Artisticamente, a perspicácia de Miguel provém da combinação de estilos com pinceladas do pop eletrônico, o que resulta num meandro musical atual e cativante, mas sem perder a identidade R&B. Em Wildheart, o cantor impetrou arranjos mais apurados e obscuros. Já na música de abertura, “A Beautiful Exit”, a introdução é intercalada com sons de sirene e a presença dos riffs de uma guitarra. O refrão é claro: “We’re gonna die young”, em uma tentativa de aludir a uma suposta rebeldia típica do rock.

As faixas “Deal” e “Waves” encontram uma brecha entre a era de ouro da Motown e a sonoridade radiofônica contemporânea e são duas das que mais se destacam. As duas flertam com a batida disco dos anos 1970, mas desconstruções rítmicas da primeira afrontam a agitação percussionista da segunda. No entanto, corroboram para a miscelânea arrojada de contrates e complementações musicais, às quais Miguel se propõe com sua música.

Dentro desse universo multifacetado, a música “What’s Normal Anyaway” chama atenção pela abordagem reflexiva sobre as dicotomias sociais e pessoais encontradas pelo cantor. Achando-se muito negro para ser um mexicano, ele narra sobre seus questionamentos e a construção da sua identidade. Essa, com certeza, é a faixa mais íntima e nela Miguel expõe suas vulnerabilidades. Encerrando o disco, “Face The Sun” traz a participação de Lenny Kravitz na guitarra e, de longe, é a mais deslocada do disco. Com uma pegada mais pop rock, essa música não consegue se inserir na trajetória oferecida pelo disco como um todo um adorno descuidado.

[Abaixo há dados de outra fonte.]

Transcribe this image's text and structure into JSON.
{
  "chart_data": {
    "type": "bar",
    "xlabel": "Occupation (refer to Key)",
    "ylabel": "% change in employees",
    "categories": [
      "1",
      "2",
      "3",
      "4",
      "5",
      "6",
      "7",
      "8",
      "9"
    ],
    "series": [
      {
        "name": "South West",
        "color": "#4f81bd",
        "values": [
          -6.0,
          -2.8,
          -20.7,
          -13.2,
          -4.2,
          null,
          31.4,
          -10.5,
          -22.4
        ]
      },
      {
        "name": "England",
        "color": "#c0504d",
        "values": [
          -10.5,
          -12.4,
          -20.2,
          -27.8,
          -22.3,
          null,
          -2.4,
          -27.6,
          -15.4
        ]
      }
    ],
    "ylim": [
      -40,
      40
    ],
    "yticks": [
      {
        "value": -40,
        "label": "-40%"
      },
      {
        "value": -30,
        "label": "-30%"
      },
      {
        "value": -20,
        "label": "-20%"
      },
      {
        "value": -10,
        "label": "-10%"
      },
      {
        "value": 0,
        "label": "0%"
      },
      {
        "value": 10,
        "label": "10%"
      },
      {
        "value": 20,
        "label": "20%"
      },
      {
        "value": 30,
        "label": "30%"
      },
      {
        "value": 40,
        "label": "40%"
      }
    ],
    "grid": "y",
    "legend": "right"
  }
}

Não à toa, Miguel afirma que Prince, David Bowie, Donny Hathaway, The Notorious B.I.G. e Kanye West são suas referências. Ao apreciar o seu novo disco, pode-se descobrir elementos que fazem transições peculiares desses nomes para seu orbe musical. Entretanto, mesmo trazendo todos esses ícones como fonte, ele até consegue tirar bons frutos, mas ainda não atinge a consistência necessária para que ele transite de forma mais ousada nesse panteão. Seu crescimento musical é visível, mas ele ainda precisa surpreender.